The captain of the vanguard shouted out the alarm, and an instant later a horn rang out. Below, a party ascended along the road to meet them. Banners flew in a stiff spring breeze flowing down off the foothills, gold and white, matched in splendor and number only by the bright pennants and banners of the king’s army. Adelheid’s personal banner bearing the crowned leopard at rest below the royal sun of Aosta flew at the center of a six-pointed constellation of pennants. These pennants bore the sigils of Henry’s rule over the six duchies that made up his realm: Varingia’s stallion, Wayland’s hawk, Avaria’s lion, Fesse’s red eagle, Arconia’s green guivre, and the red dragon of Saony, the duchy out of which his grandfather Arnulf the Elder had taken control of the kingdoms of Wendar and Varre. Behind these paraded the banners of his noble companions, those who had chosen, or been commanded, to accompany his expedition: Duchess Liutgard of Fesse, Helmut Villam, Duke Burchard of Avaria, and a host of other lords and ladies. His army wound back up the valley, lost finally around a bend. Strung out along the road in marching order, it was an impressive sight.
The kin
g’s vanguard formed a protective wall in front of him as Lady Lavinia advanced and, finally, dismounted in order to approach Henry and Adelheid on foot. She looked as if she had aged ten years in the year since Rosvita had last seen her. The line of her mouth was grim, and her hair had gone white. She knelt in the middle of the road in the dirt, opening her hands in the manner of a supplicant.
“Your Majesties, I pray you, I give myself and all the lands and people I control into your hands. My fighting men are yours to command. You must take what you need from my storehouses, although we are sorely pressed in these days by drought.”
Henry seemed ready to speak, but Adelheid made a slight gesture that drew his attention, and he nodded, giving way to her. With assistance, the young queen dismounted. She walked forward to offer her hand to Lavinia.
“I pray you, Lady, rise. Do not kneel here in the dust. We have come as I promised you last year.” Lavinia took her hand but did not rise. She seemed incapable of speech, caught in some strong emotion that made her lips work silently. The calm, decisive woman who had aided Adelheid last spring had vanished. “What ails you, Lady?” continued Adelheid gently. “You are much changed.”

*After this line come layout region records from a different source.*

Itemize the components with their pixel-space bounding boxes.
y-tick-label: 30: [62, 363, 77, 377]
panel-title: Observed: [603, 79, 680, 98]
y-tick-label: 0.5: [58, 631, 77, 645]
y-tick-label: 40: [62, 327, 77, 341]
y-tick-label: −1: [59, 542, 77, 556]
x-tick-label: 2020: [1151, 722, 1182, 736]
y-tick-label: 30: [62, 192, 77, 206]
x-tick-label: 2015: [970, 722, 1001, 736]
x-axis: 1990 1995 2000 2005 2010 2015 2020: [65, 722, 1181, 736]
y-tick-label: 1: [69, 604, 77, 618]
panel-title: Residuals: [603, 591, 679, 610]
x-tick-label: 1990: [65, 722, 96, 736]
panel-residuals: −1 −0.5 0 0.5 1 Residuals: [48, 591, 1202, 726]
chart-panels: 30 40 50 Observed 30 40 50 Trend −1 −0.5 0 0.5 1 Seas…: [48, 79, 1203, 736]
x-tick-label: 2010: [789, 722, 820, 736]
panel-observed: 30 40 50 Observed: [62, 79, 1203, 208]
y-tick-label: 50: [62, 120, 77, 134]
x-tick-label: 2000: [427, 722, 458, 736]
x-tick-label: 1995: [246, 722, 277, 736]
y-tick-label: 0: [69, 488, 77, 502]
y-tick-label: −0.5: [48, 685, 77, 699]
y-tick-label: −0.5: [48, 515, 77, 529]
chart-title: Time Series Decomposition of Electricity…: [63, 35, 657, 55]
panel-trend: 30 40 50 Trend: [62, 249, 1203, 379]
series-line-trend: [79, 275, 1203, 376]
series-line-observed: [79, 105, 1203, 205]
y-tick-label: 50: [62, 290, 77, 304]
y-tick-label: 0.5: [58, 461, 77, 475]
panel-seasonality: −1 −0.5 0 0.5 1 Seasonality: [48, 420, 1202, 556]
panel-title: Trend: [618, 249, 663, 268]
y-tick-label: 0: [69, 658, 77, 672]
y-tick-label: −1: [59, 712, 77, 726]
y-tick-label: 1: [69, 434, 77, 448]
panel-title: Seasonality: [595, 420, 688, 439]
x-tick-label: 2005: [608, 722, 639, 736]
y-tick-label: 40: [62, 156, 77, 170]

Lavinia’s voice was coarse with fury. “You know that Ironhead took my daughter to Darre to serve as a hostage for my good behavior. Now he has taken her against her will as his concubine. She is only thirteen. I will have revenge for the insult given to my family.”
“So you will.” It was always odd to hear such a steely voice emanate from that sweet, pretty face, but Adelheid had been raised in a hard school and had survived a forced marriage, a siege, Ironhead’s pursuit of her, and an escape managed only with the aid of forbidden magic.
“She is not the only daughter of a noble house used in such an ignoble fashion,” continued Lavinia. “Others have come to Novomo, hearing of your approach. We beg you to let us support you. Ironhead has brought dishonor to our families. Yet we brought the shame upon ourselves by not rising against him when he pursued you, Your Majesty. You see that we are repaid by God for our sins, for there was not enough rain this past winter. I fear there will be famine if no rain falls soon.”